Unfortunately, even an ESG product means investors aren't protected from coal exposure. Of the €23trn covered by long-term climate commitments, only €3.4trn exclude companies with coal expansion plans.  

Furthermore, of the seven managers excluding coal from ‘some’ of their ESG products, only DWS, LGIM and Amundi apply coal policies to all of their products labelled sustainable.

ETFs cannot be passive on ESG 

The report noted that passive investing now makes up 33% of the European equity market and 50% of all assets in the US, and as such the climate commitments of ETF issuers should be increasingly in focus.

At present, the world’s two largest ETF providers, BlackRock and Vanguard, account for 17% of all institutional investment in the coal industry with a combined sum of approximately $170bn.

According to the research’s authors, flagship index funds are the most crucial areas for improvement as these products not only offer coverage of attractively extensive ranges of securities but as such also tend to attract the greatest sums of capital.

Currently, the thermal coal intensity of BlackRock’s passive funds is twice as high as its active products. The report said this can be changed by either changing an ETF’s underlying index or by influencing indexers to exclude coal during the construction process.
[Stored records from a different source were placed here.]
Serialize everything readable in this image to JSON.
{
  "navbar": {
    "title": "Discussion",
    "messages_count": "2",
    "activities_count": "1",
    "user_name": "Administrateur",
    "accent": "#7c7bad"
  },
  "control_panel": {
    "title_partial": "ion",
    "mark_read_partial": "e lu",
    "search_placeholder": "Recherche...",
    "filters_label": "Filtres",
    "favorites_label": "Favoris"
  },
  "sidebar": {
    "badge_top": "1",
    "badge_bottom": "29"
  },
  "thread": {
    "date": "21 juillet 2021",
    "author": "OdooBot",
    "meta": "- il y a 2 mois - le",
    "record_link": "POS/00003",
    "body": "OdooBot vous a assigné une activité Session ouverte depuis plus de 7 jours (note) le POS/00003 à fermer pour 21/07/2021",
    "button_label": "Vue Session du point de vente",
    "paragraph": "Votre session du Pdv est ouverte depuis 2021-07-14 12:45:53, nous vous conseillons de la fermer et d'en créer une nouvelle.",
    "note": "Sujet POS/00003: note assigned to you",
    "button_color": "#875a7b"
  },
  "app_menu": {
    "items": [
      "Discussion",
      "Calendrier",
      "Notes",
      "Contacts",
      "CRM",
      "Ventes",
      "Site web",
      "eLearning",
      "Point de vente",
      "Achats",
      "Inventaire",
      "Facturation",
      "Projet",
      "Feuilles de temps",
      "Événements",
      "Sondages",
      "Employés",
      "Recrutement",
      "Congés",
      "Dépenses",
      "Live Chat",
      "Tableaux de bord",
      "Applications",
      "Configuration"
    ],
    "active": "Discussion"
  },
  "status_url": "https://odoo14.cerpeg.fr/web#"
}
Index construction in focus as thematic ETF inflows surge

A major excuse used by issuers for ESG non-compliance is the need to adhere to an index. With asset managers selling products based on not deviating from an underlying index, they claim they cannot be selective about the investment baskets of their passive funds – which may include coal companies. On this basis, their only option for recourse is through voting action on climate risk.

Fortunately, this is not the case. Aside from index selection being a choice actively made by issuers – they can therefore choose an index without coal companies – seven of the asset managers surveyed said they are currently speaking to index providers about implementing minimum exclusions on standard indices. It is also worth noting that managers are free to choose how rigidly their products track their underlying indices.

Given growing investor support and in turn their agenda-setting power, passive issuers can also use the threat of divestment to sway index construction to adhere to climate policy.

What needs to be done

The baseline for meaningful action towards climate goals is for all asset managers to introduce minimum coal exclusion criteria to all investment mandates, the report stressed.

Given the size of the existing passive product range, Reclaim Finance said much needs to be done to apply exclusions to all companies’ existing rosters rather than just new entrants.

Only one manager – DWS – has said they will apply such criteria to all of their existing products, though no timeframe for doing so has been disclosed. Regarding products yet to be launched, only LGIM has committed to systemically apply coal criteria to all future passive funds, though the research states these criteria are based on ‘weak’ exclusion thresholds.

At present, half of the asset managers surveyed are publicly requesting that companies they invest in comply with the Paris Agreement but none systematically define a timeframe or enforcement. So, for now, their clients are exposed to assets being stranded in the high-polluting coal sector.